I was surprised when I read this today:
"The biggest drawback of the Higgs boson is that so far no evidence of its existence has been found. Instead a fair amount of indirect evidence already suggest the elusive particle does not exist. Indeed, modern theoretical physics is constantly filling the vacuum with so many contraptions such as the Higgs boson that is amazing a person can even see the stars on a clear night! Although future accelerators may well find direct evidence of the Higgs boson and show that motivations for postulating its existence are correct, I believe things will not be so simple. I must point out this does not mean the entire standard model is wrong. Rather, the standard model is only an approximation - albeit a good one - of reality."
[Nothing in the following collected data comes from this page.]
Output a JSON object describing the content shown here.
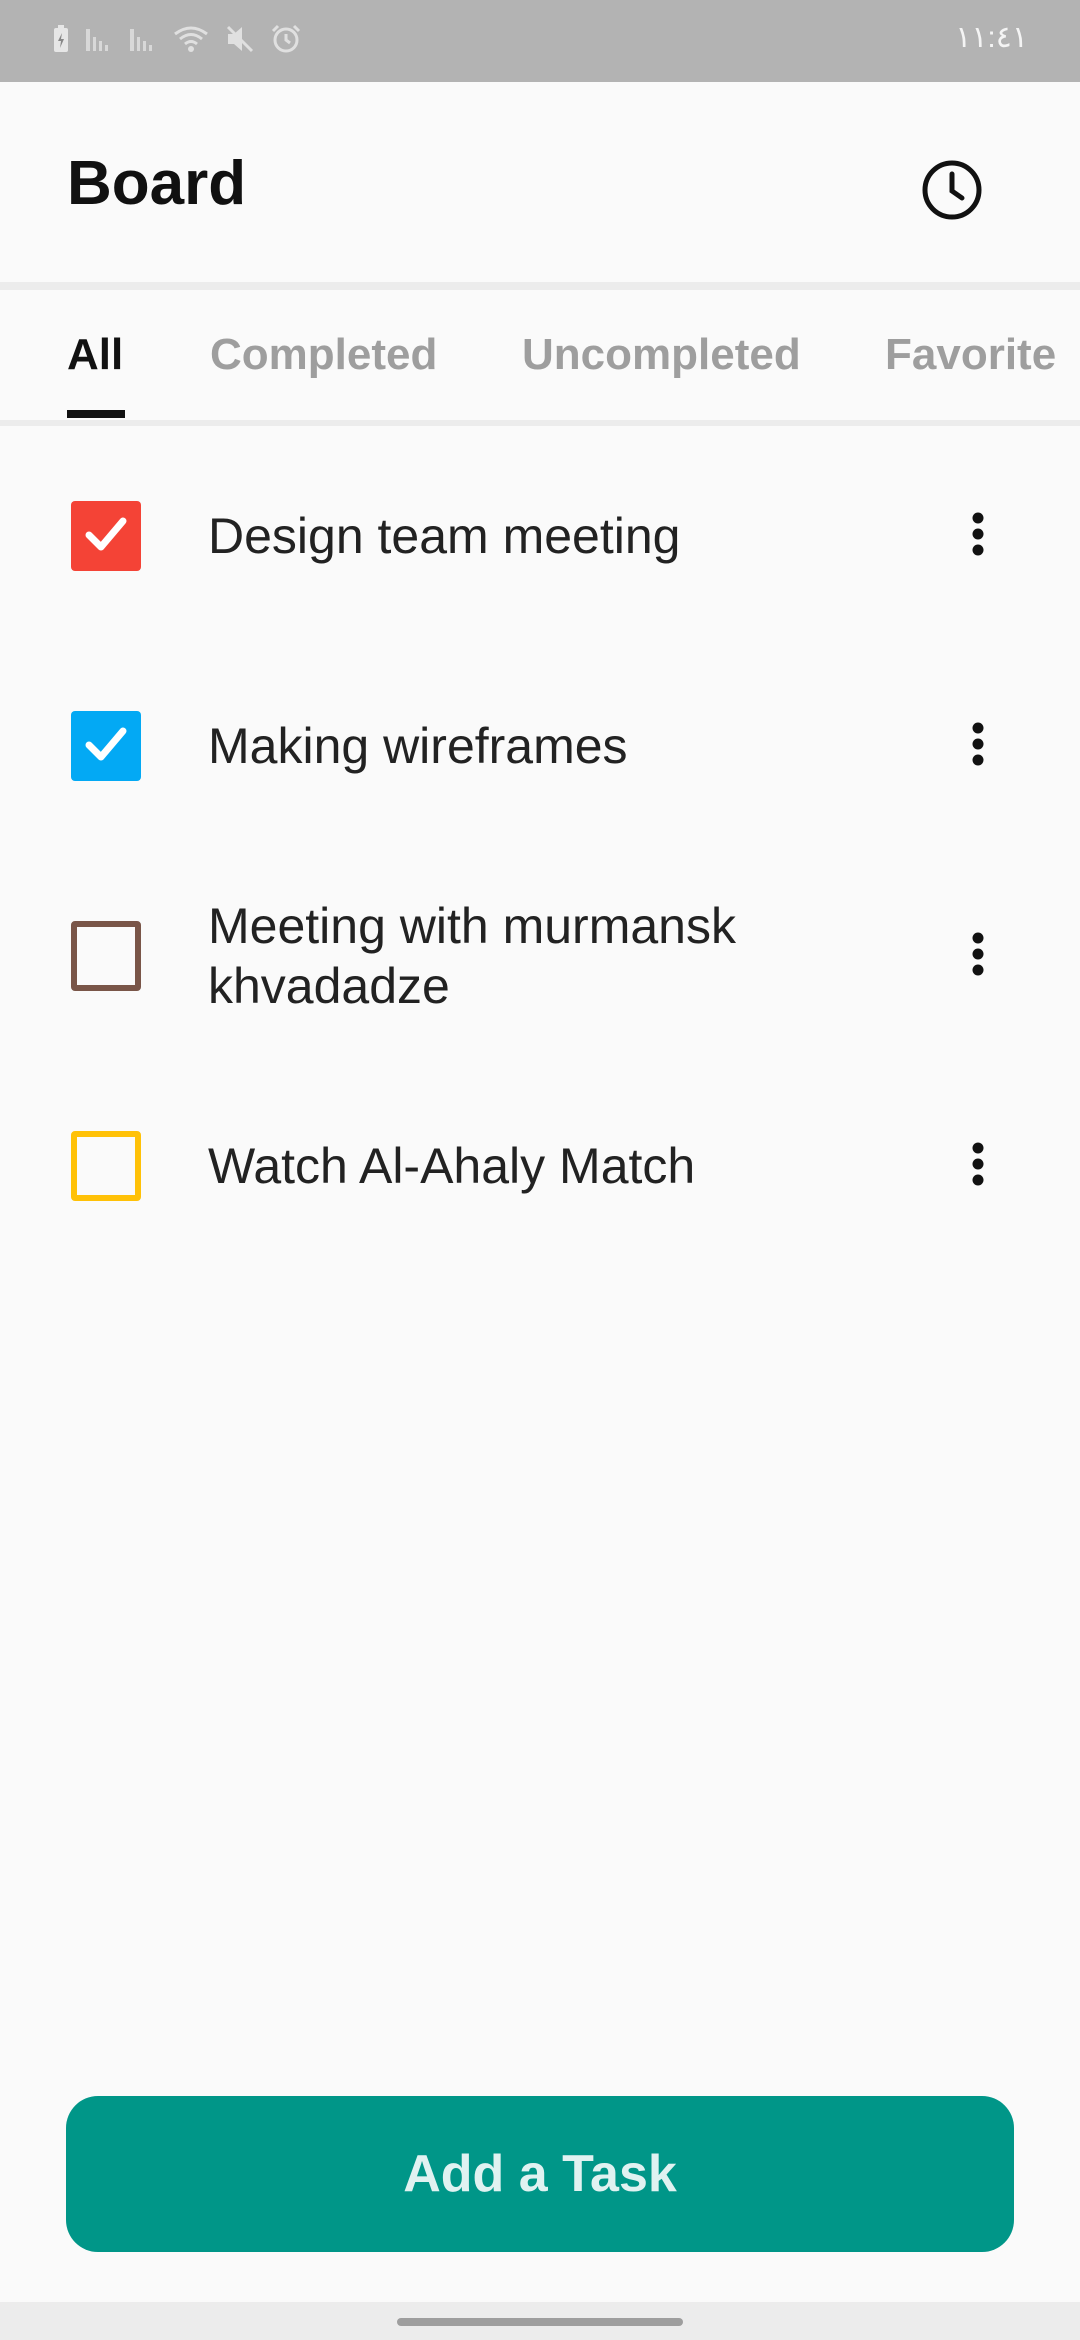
{
  "status_bar": {
    "time": "١١:٤١",
    "icons": [
      "battery-icon",
      "signal-icon",
      "signal-icon",
      "wifi-icon",
      "mute-icon",
      "alarm-icon"
    ]
  },
  "header": {
    "title": "Board",
    "history_icon": "clock-icon"
  },
  "tabs": [
    {
      "label": "All",
      "active": true
    },
    {
      "label": "Completed",
      "active": false
    },
    {
      "label": "Uncompleted",
      "active": false
    },
    {
      "label": "Favorite",
      "active": false
    }
  ],
  "tasks": [
    {
      "title": "Design team meeting",
      "checked": true,
      "color": "#f44336"
    },
    {
      "title": "Making wireframes",
      "checked": true,
      "color": "#03a9f4"
    },
    {
      "title": "Meeting with murmansk khvadadze",
      "checked": false,
      "color": "#795548"
    },
    {
      "title": "Watch Al-Ahaly Match",
      "checked": false,
      "color": "#ffc107"
    }
  ],
  "add_button": {
    "label": "Add a Task",
    "color": "#009688"
  }
}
This was a paragraph, of an excerpt, published in the July, 2012 issue of Scientific American, page 70. The article published chosen excerpts by Nobel winners in physics. The author of this excerpt was Martinus J. G. Veltman who shared the Nobel Prize for Physics in 1999 together with Gerard 't Hooft, "for elucidating the quantum structure of electroweak interactions in physics".
His direct comments about the standard model are not what I found meaningful, rather that people here (with little credentials) often post their views on these same things with passionate absoluteness; while a noble winner in physics would maintain a more open mind. The latter, is a beneficial trait that should transcends scientific models to all human thinking.